Some four million people – more than 50 per cent of the population – are now in crisis, and the famine is expected to spread further in the coming months. In total almost 13 million people are facing starvation in the Horn of Africa, aid agencies estimate.

American diplomatic cables released by WikiLeaks show that the UN was lobbying for help to avert catastrophe in Somalia as long ago as 2008, but official reaction to the disaster was exceedingly sluggish until recently. Now, if the rains do not come in October, the future for the millions still trapped without food amid the civil war in southern Somalia looks even more uncertain.

Even if the rains do come in October, there will be no harvest until early 2012, meaning people will remain in urgent need of sustenance for months to come. Access for aid organisations is still a serious issue in the worst-hit south-central region. With the exception of a few charities, such as Islamic Relief and the Red Cross, most Western agencies are banned by the al-Qa'ida-linked rebel group al-Shabaab. The majority of aid is being distributed to displaced people who have made it to Mogadishu or to refugee camps in Kenya and Ethiopia. Dr Unni Karunakara, international president of Médecins sans Frontières (MSF), said: "It's the last-mile problem. Food is coming to Mogadishu, but getting it to the people who need it is going to remain hugely problematic."

After a visit to southern Somalia last week, UNHCR chief Antonio Guterres said that the peak of the crisis had not yet been reached. "From the point of view of the food security of the people, obviously, as time goes by, until the next harvest is possible, the situation will become worse and worse," he said. A summit begins today in Mogadishu aiming to create a "road map" towards the election of a new Somali president in August 2012. The three-day meeting, organised by the UN, is the first major political conference in war-ravaged Mogadishu in four years.

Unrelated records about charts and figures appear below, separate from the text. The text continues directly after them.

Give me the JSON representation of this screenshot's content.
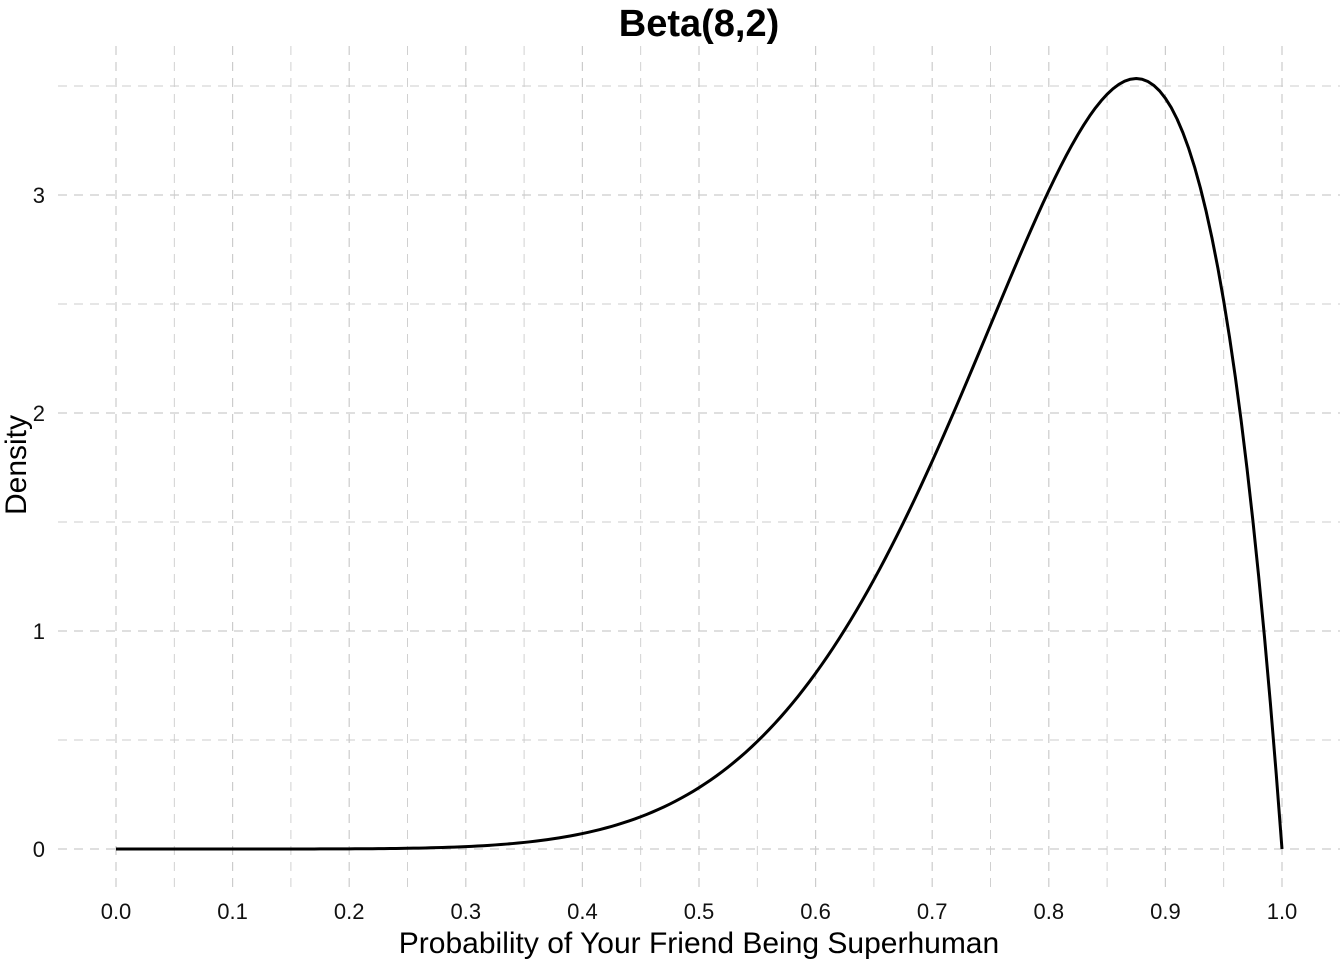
{
  "chart_data": {
    "type": "line",
    "title": "Beta(8,2)",
    "xlabel": "Probability of Your Friend Being Superhuman",
    "ylabel": "Density",
    "xlim": [
      0.0,
      1.0
    ],
    "ylim": [
      0,
      3.5
    ],
    "x_ticks": [
      "0.0",
      "0.1",
      "0.2",
      "0.3",
      "0.4",
      "0.5",
      "0.6",
      "0.7",
      "0.8",
      "0.9",
      "1.0"
    ],
    "y_ticks": [
      "0",
      "1",
      "2",
      "3"
    ],
    "grid": true,
    "grid_style": "dashed",
    "legend": "none",
    "line_color": "#000000",
    "grid_color": "#cccccc",
    "series": [
      {
        "x": [
          0.0,
          0.05,
          0.1,
          0.15,
          0.2,
          0.25,
          0.3,
          0.35,
          0.4,
          0.45,
          0.5,
          0.55,
          0.6,
          0.65,
          0.7,
          0.75,
          0.8,
          0.825,
          0.85,
          0.875,
          0.9,
          0.925,
          0.95,
          0.975,
          1.0
        ],
        "values": [
          0.0,
          0.0,
          0.0,
          0.0,
          0.0,
          0.003,
          0.016,
          0.047,
          0.126,
          0.3,
          0.28,
          0.49,
          0.81,
          1.26,
          1.85,
          2.52,
          3.2,
          3.41,
          3.53,
          3.52,
          3.44,
          3.08,
          2.36,
          1.25,
          0.0
        ]
      }
    ]
  }
}
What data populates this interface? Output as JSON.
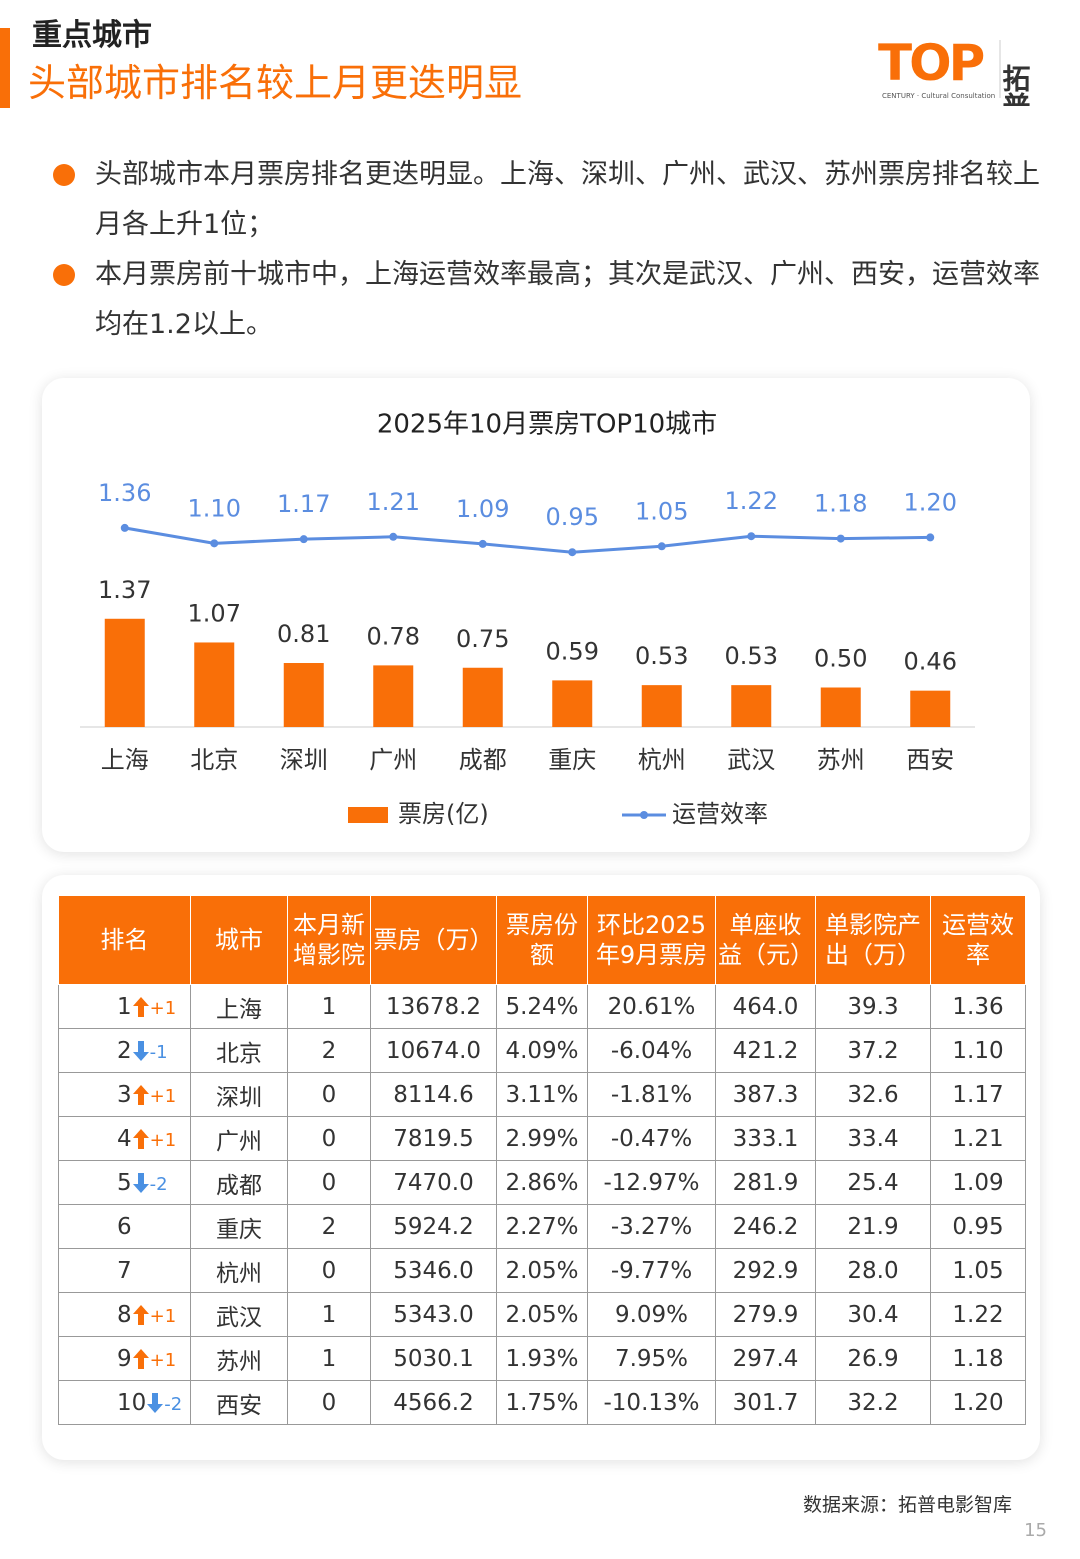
{
  "header": {
    "section": "重点城市",
    "title": "头部城市排名较上月更迭明显"
  },
  "logo": {
    "mark": "TOP",
    "name": "拓普",
    "tagline": "CENTURY · Cultural Consultation"
  },
  "bullets": [
    "头部城市本月票房排名更迭明显。上海、深圳、广州、武汉、苏州票房排名较上月各上升1位；",
    "本月票房前十城市中，上海运营效率最高；其次是武汉、广州、西安，运营效率均在1.2以上。"
  ],
  "chart_data": {
    "type": "bar-line",
    "title": "2025年10月票房TOP10城市",
    "categories": [
      "上海",
      "北京",
      "深圳",
      "广州",
      "成都",
      "重庆",
      "杭州",
      "武汉",
      "苏州",
      "西安"
    ],
    "series": [
      {
        "name": "票房(亿)",
        "type": "bar",
        "color": "#f96f08",
        "values": [
          1.37,
          1.07,
          0.81,
          0.78,
          0.75,
          0.59,
          0.53,
          0.53,
          0.5,
          0.46
        ],
        "value_labels": [
          "1.37",
          "1.07",
          "0.81",
          "0.78",
          "0.75",
          "0.59",
          "0.53",
          "0.53",
          "0.50",
          "0.46"
        ]
      },
      {
        "name": "运营效率",
        "type": "line",
        "axis": "y2",
        "color": "#5b8de0",
        "values": [
          1.36,
          1.1,
          1.17,
          1.21,
          1.09,
          0.95,
          1.05,
          1.22,
          1.18,
          1.2
        ],
        "value_labels": [
          "1.36",
          "1.10",
          "1.17",
          "1.21",
          "1.09",
          "0.95",
          "1.05",
          "1.22",
          "1.18",
          "1.20"
        ]
      }
    ],
    "ylim": [
      0,
      3
    ],
    "y2lim": [
      -2,
      2
    ],
    "legend": "bottom"
  },
  "table": {
    "header": [
      "排名",
      "城市",
      "本月新增影院",
      "票房（万）",
      "票房份额",
      "环比2025年9月票房",
      "单座收益（元）",
      "单影院产出（万）",
      "运营效率"
    ],
    "rows": [
      [
        "1",
        "+1",
        "上海",
        "1",
        "13678.2",
        "5.24%",
        "20.61%",
        "464.0",
        "39.3",
        "1.36"
      ],
      [
        "2",
        "-1",
        "北京",
        "2",
        "10674.0",
        "4.09%",
        "-6.04%",
        "421.2",
        "37.2",
        "1.10"
      ],
      [
        "3",
        "+1",
        "深圳",
        "0",
        "8114.6",
        "3.11%",
        "-1.81%",
        "387.3",
        "32.6",
        "1.17"
      ],
      [
        "4",
        "+1",
        "广州",
        "0",
        "7819.5",
        "2.99%",
        "-0.47%",
        "333.1",
        "33.4",
        "1.21"
      ],
      [
        "5",
        "-2",
        "成都",
        "0",
        "7470.0",
        "2.86%",
        "-12.97%",
        "281.9",
        "25.4",
        "1.09"
      ],
      [
        "6",
        null,
        "重庆",
        "2",
        "5924.2",
        "2.27%",
        "-3.27%",
        "246.2",
        "21.9",
        "0.95"
      ],
      [
        "7",
        null,
        "杭州",
        "0",
        "5346.0",
        "2.05%",
        "-9.77%",
        "292.9",
        "28.0",
        "1.05"
      ],
      [
        "8",
        "+1",
        "武汉",
        "1",
        "5343.0",
        "2.05%",
        "9.09%",
        "279.9",
        "30.4",
        "1.22"
      ],
      [
        "9",
        "+1",
        "苏州",
        "1",
        "5030.1",
        "1.93%",
        "7.95%",
        "297.4",
        "26.9",
        "1.18"
      ],
      [
        "10",
        "-2",
        "西安",
        "0",
        "4566.2",
        "1.75%",
        "-10.13%",
        "301.7",
        "32.2",
        "1.20"
      ]
    ]
  },
  "footer": {
    "source": "数据来源：拓普电影智库",
    "page": "15"
  }
}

If Somalia's weak Western-backed transitional government is not strengthened, the lawlessness which allowed famine to thrive and peace to remain elusive will not abate. Last week, at least 27 people were killed in heavy fighting in the semi-autonomous Galmudug region in central Somalia.

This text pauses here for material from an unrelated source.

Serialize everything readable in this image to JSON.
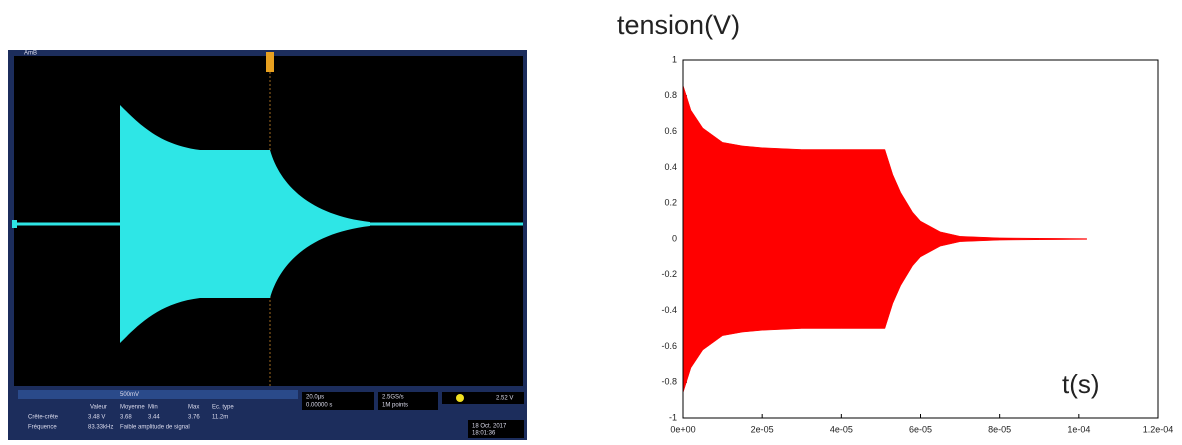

Dr Karunakara was among many who doubted a UN summit would bring stability. "I really have difficulty imagining what the UN can do," he said. However, Augustine Mahiga, special envoy of the UN secretary-general, defended the summit, saying: "This landmark meeting is a Somali-led and Somali-owned process. The UN is facilitating the meeting, as requested by the Somalis."

In Kenya, where the crisis has pushed some 440,000 Somalis to Dadaab, the world's largest refugee camp, aid organisations have had better news. A multimillion-pound camp within Dadaab which had been left empty for months was finally given the go-ahead by the Kenyan government two weeks ago to open its gates.

More than 6,000 people have now set up home in the camp, called Ifo II, which has electricity, pumped water and properly dug latrines. The camp, which was partly funded by Oxfam, also has several schools which will open in early 2012. Magdalen Nandawula, Oxfam's programme manager at Dadaab, said: "More people will move in this coming week. We have had facilities there lying idle for too long; now finally people are using them."

Hamdi Bashir, 46, was among the first to move into the newly opened camp. He came from Buale in Somalia two weeks ago with his wife and 13 children. He said: "I'm very much thankful to God. Before I had no shelter, no water. Now we have water."

While urgent hunger was what finally drove Mr Bashir and his family to Kenya, it is an end to Somalia's civil war – rather than rains – that he most wishes for. "We Somalis live in insecurity in our country, and we have fled to different regions of the world. Peace and security is the most important thing in human life."